Grammar for DNS (RFC 1035) zone files

Up front: it is impossible to write a clean lexer/grammer for DNS zone files. At first it looks like it is easy to make such a beast, but when you start implementing it the details make it messy.

For NSD the parser was rewritten using bison and flex. This was done to make it easier to add new resource records. There is a slight decrease in speed, but as the zone compiler is not critical to NSD's performance this not too relevant. The overall effect should be in the order of 10-20 %. The memory consumption of the new parser is equal the parser used in NSD 1.2.

This parser is currently included in NSD1.4-alpha1 and has shown to work ok, but it was my (Miek) first attempt in using bison and flex. The lexer part is located in the file zlexer.lex, the grammar is in zparser.y

It helped a lot that I had the following page at my disposal: dinosaur.compilertools.net

Zone file lexer

Finding a good grammar and lexer for BIND zonefiles is kinda hard. There are no real keywords and the meaning of most of the strings depends on the position relative to the other strings. An example, the following is a valid SOA record:

$ORIGIN example.org.
    SOA    soa    soa    ( 1 2 3 4 5 6 )

This SOA records means the administrator has an email address of soa@example.org. and the first nameserver is named soa.example.org. Both completely valid. The numbers are of course totally bogus.

Another example would be:

$ORIGIN example.org.
    SOA    soa    soa    ( 1 2 ) ( 3 4 ) ( 5 ) ( 6 )

The parsing of parentheses was also not trivial. Whitespace is also significant in zonefiles. The TAB before SOA has to be returned as previous_domain token by the lexer. Newlines inside parentheses are returned as SPACE which works but required some changes in the definitions of the resource records.

As shown above a simple grep -i for SOA does not do the trick. The lexer takes care of this tricky part by using an extra variable in_rr which is an enum containing: outside, expecting_dname, after_dname, reading_type. The semantics are as follows:

  • outside, not in an RR (start of a line or a $-directive);
  • expecting_dname, parse owner name of RR;
  • after_dname, parse ttl, class;
  • reading_type, we expect the RR type now;

With in_rr the lexer can say that in the first example above the first SOA is the actual record type, because it is located after a TAB. After we have found the TAB we set in_rr to after_dname which means we actually are expecting a RR type.

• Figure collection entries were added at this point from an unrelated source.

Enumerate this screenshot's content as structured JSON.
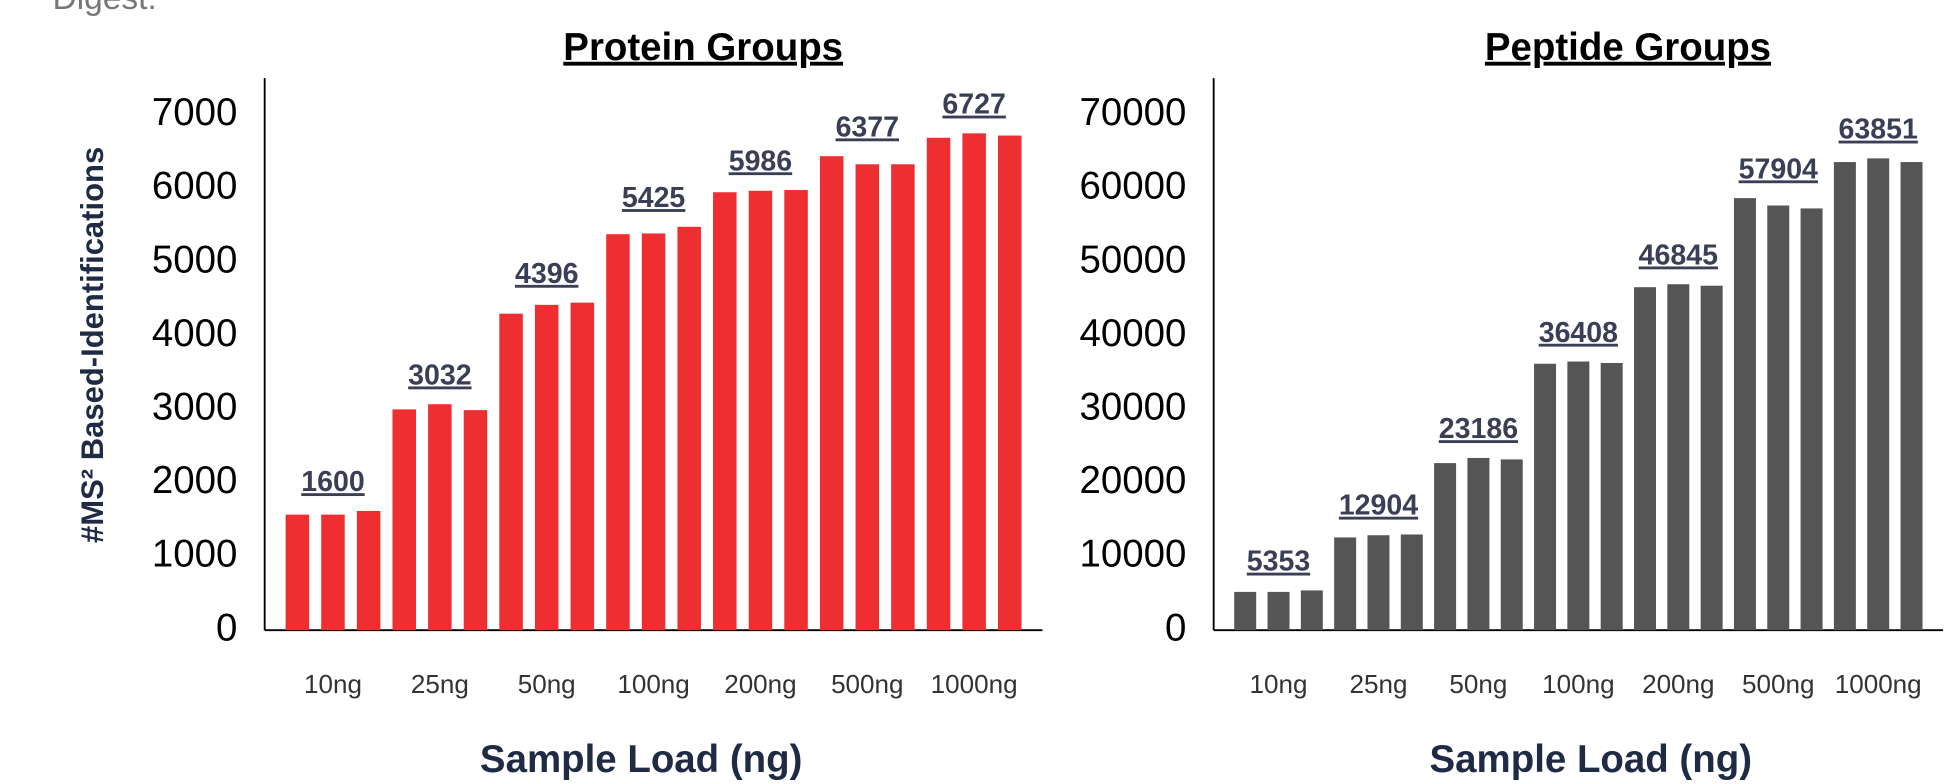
{
  "caption": "Digest:",
  "chart_data": [
    {
      "type": "bar",
      "title": "Protein Groups",
      "y_label": "#MS² Based-Identifications",
      "x_label": "Sample Load (ng)",
      "categories": [
        null,
        "10ng",
        null,
        null,
        "25ng",
        null,
        null,
        "50ng",
        null,
        null,
        "100ng",
        null,
        null,
        "200ng",
        null,
        null,
        "500ng",
        null,
        null,
        "1000ng",
        null
      ],
      "values": [
        1570,
        1570,
        1620,
        3000,
        3070,
        2990,
        4300,
        4420,
        4450,
        5380,
        5390,
        5480,
        5950,
        5970,
        5980,
        6440,
        6330,
        6330,
        6690,
        6750,
        6720
      ],
      "group_means": [
        1600,
        3032,
        4396,
        5425,
        5986,
        6377,
        6727
      ],
      "color": "#ee2e31",
      "ylim": [
        0,
        7500
      ],
      "yticks": [
        0,
        1000,
        2000,
        3000,
        4000,
        5000,
        6000,
        7000
      ],
      "grid": false
    },
    {
      "type": "bar",
      "title": "Peptide Groups",
      "x_label": "Sample Load (ng)",
      "categories": [
        null,
        "10ng",
        null,
        null,
        "25ng",
        null,
        null,
        "50ng",
        null,
        null,
        "100ng",
        null,
        null,
        "200ng",
        null,
        null,
        "500ng",
        null,
        null,
        "1000ng",
        null
      ],
      "values": [
        5200,
        5200,
        5400,
        12600,
        12900,
        13000,
        22700,
        23400,
        23200,
        36200,
        36500,
        36300,
        46600,
        47000,
        46800,
        58700,
        57700,
        57300,
        63600,
        64100,
        63600
      ],
      "group_means": [
        5353,
        12904,
        23186,
        36408,
        46845,
        57904,
        63851
      ],
      "color": "#555555",
      "ylim": [
        0,
        75000
      ],
      "yticks": [
        0,
        10000,
        20000,
        30000,
        40000,
        50000,
        60000,
        70000
      ],
      "grid": false
    }
  ]
}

Again this is also not trivial because the class (IN) and TTL are also optional, if there are not specified we should substitute the current defaults from the zone we are parsing (this happens in the grammar). A DNS zonefile is further complicated by the unknown RR record types, which will require additional tweaking. This is on the TODO list for alpha-2.

Zone file grammar

After the lexer was written the grammar itself is quite clean and nice. The basic idea is that every RR consists of single line (the parentheses are handled in the lexer - so this really is the case). If a line is not a RR it is either a comment, empty or a $-directive. Some $-directives are handled inside the lexer ($INCLUDE) while others ($ORIGIN) must be dealt with inside the grammer.

An RR is defined as:

rr:     ORIGIN SP rrrest

and:

rrrset: classttl rtype

And then we have a whole list of:

rtype: TXT sp rdata_txt
       | DS sp rdata_ds
       | AAAA sp rdata_aaaa

which are then parsed by using the rdata_ rule. Shown here is the one for the SOA:

rdata_soa:  dname sp dname sp STR sp STR sp STR sp STR sp STR trail
    {
        /* convert the soa data */
        zadd_rdata_domain( current_parser, $1); /* prim. ns */
        zadd_rdata_domain( current_parser, $3); /* email */
        zadd_rdata_wireformat( current_parser,  \
                zparser_conv_rdata_period(zone_region, $5.str) ); /* serial */
        zadd_rdata_wireformat( current_parser,  \
                zparser_conv_rdata_period(zone_region, $7.str) ); /* refresh */
        zadd_rdata_wireformat( current_parser,  \
                zparser_conv_rdata_period(zone_region, $9.str) ); /* retry */
        zadd_rdata_wireformat( current_parser,  \
                zparser_conv_rdata_period(zone_region, $11.str) ); /* expire */
        zadd_rdata_wireformat( current_parser,  \
                zparser_conv_rdata_period(zone_region, $13.str) ); /* minimum */

        /* XXX also store the minium in case of no TTL? */
        if ( (current_parser->minimum = zparser_ttl2int($11.str) ) == -1 )
            current_parser->minimum = DEFAULT_TTL;
    };

The semantic actions in the grammer store the RR data for processing by the zone compiler. The resulting database is then used by NSD the serve the data.